Setelah hari itu, aku mulai memicu semangat. Aku tak ingin kedua orang tuaku terbalut kecewa untuk kesekian kalinya. Segala macam usaha aku lakukan. Mengikuti les tambahan, rajin mengaji, rajin beribadah, rela pulang telat karena mengikuti bimbel biologi, hingga aku berhasil mendapatkan program tambahan untuk siswa 5 besar yang diadakan secara gratis oleh sekolah pun aku lakukan.
Hampir setiap hari aku bersama kawan-kawan ( Eva , Dyasa, Tina, Zahra, dll ) menunaikan solat duha bersama di mushola sekolah ketika istirahat pertama. Aku pun semakin bersemangat karena kelas seseorang yang kini dekat denganku berada di depan mushola. Hehehe aku remaja biasa yang juga memiliki ketertarikan pada lawan jenis.

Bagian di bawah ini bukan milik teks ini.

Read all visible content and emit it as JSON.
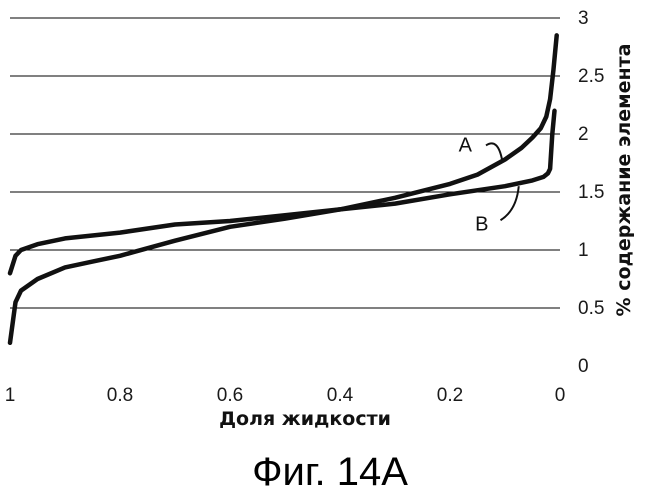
{
  "chart_data": {
    "type": "line",
    "title": "",
    "xlabel": "Доля жидкости",
    "ylabel": "% содержание элемента",
    "xlim": [
      1,
      0
    ],
    "ylim": [
      0,
      3
    ],
    "x_reversed": true,
    "y_axis_side": "right",
    "grid": "horizontal",
    "x_ticks": [
      "1",
      "0.8",
      "0.6",
      "0.4",
      "0.2",
      "0"
    ],
    "y_ticks": [
      "0",
      "0.5",
      "1",
      "1.5",
      "2",
      "2.5",
      "3"
    ],
    "series": [
      {
        "name": "A",
        "x": [
          1.0,
          0.99,
          0.98,
          0.95,
          0.9,
          0.85,
          0.8,
          0.7,
          0.6,
          0.5,
          0.4,
          0.3,
          0.2,
          0.15,
          0.1,
          0.07,
          0.05,
          0.035,
          0.025,
          0.018,
          0.012,
          0.006
        ],
        "y": [
          0.2,
          0.55,
          0.65,
          0.75,
          0.85,
          0.9,
          0.95,
          1.08,
          1.2,
          1.27,
          1.35,
          1.45,
          1.57,
          1.65,
          1.78,
          1.88,
          1.97,
          2.05,
          2.15,
          2.3,
          2.55,
          2.85
        ]
      },
      {
        "name": "B",
        "x": [
          1.0,
          0.99,
          0.98,
          0.95,
          0.9,
          0.8,
          0.7,
          0.6,
          0.5,
          0.4,
          0.3,
          0.2,
          0.1,
          0.05,
          0.03,
          0.022,
          0.018,
          0.014,
          0.01
        ],
        "y": [
          0.8,
          0.95,
          1.0,
          1.05,
          1.1,
          1.15,
          1.22,
          1.25,
          1.3,
          1.35,
          1.4,
          1.48,
          1.55,
          1.6,
          1.63,
          1.66,
          1.7,
          2.0,
          2.2
        ]
      }
    ],
    "colors": {
      "line": "#111111",
      "grid": "#000000",
      "text": "#111111"
    }
  },
  "caption": "Фиг. 14А"
}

“Eva , ayo ke mushola” ajakku
“Oh , okede. Bentar nunggu yang lain. Kan nanti sepi kalau berdua”
Rombongan sebagian teman-teman menuju kantin , sebagian tetap di kelas. Ku jumpai Tina berjalan beriringan dengan Imma melewatiku begitu saja tanpa sapaan apapun. Aku merasa bersalah padanya. Tapi bagaimana aku harus memulai lagi pertemananku akupun juga tak tahu. Aku melamun berdiri di pintu sambil melihat Tina pergi. Pluuuk ada gulungan kertas mendarat di kepalaku.
Aw , Eva kok jahil banget sih kamu?”
“Makanya jangan nglamun melulu. Kenapa? Mikir tina ya? Udah gapapa nanti juga baikan kok. Yuk ke mushola”

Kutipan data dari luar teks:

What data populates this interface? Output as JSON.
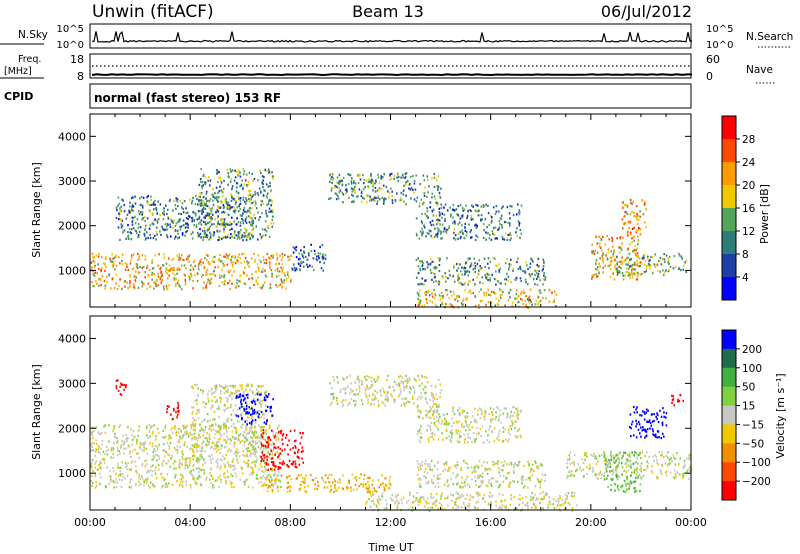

Aku berjalan beriringan dengan Eva, Dyasa dan teman-teman lain menuju mushola yang terletak di belakang lapangan basket. Bangunan berwarna hijau berukuran sedang itu nampak sepi. Mataku berkeliaran mencari sosok seseorang yang biasanya ku temui disini. ku lepas ikat sepatu dan segera mengambil air wudlu bercanda gurau bersama teman-teman. ketika menginjakkan kaki memasuki serambi mushola ada beberapa makhluk laki-laki berceloteh ria.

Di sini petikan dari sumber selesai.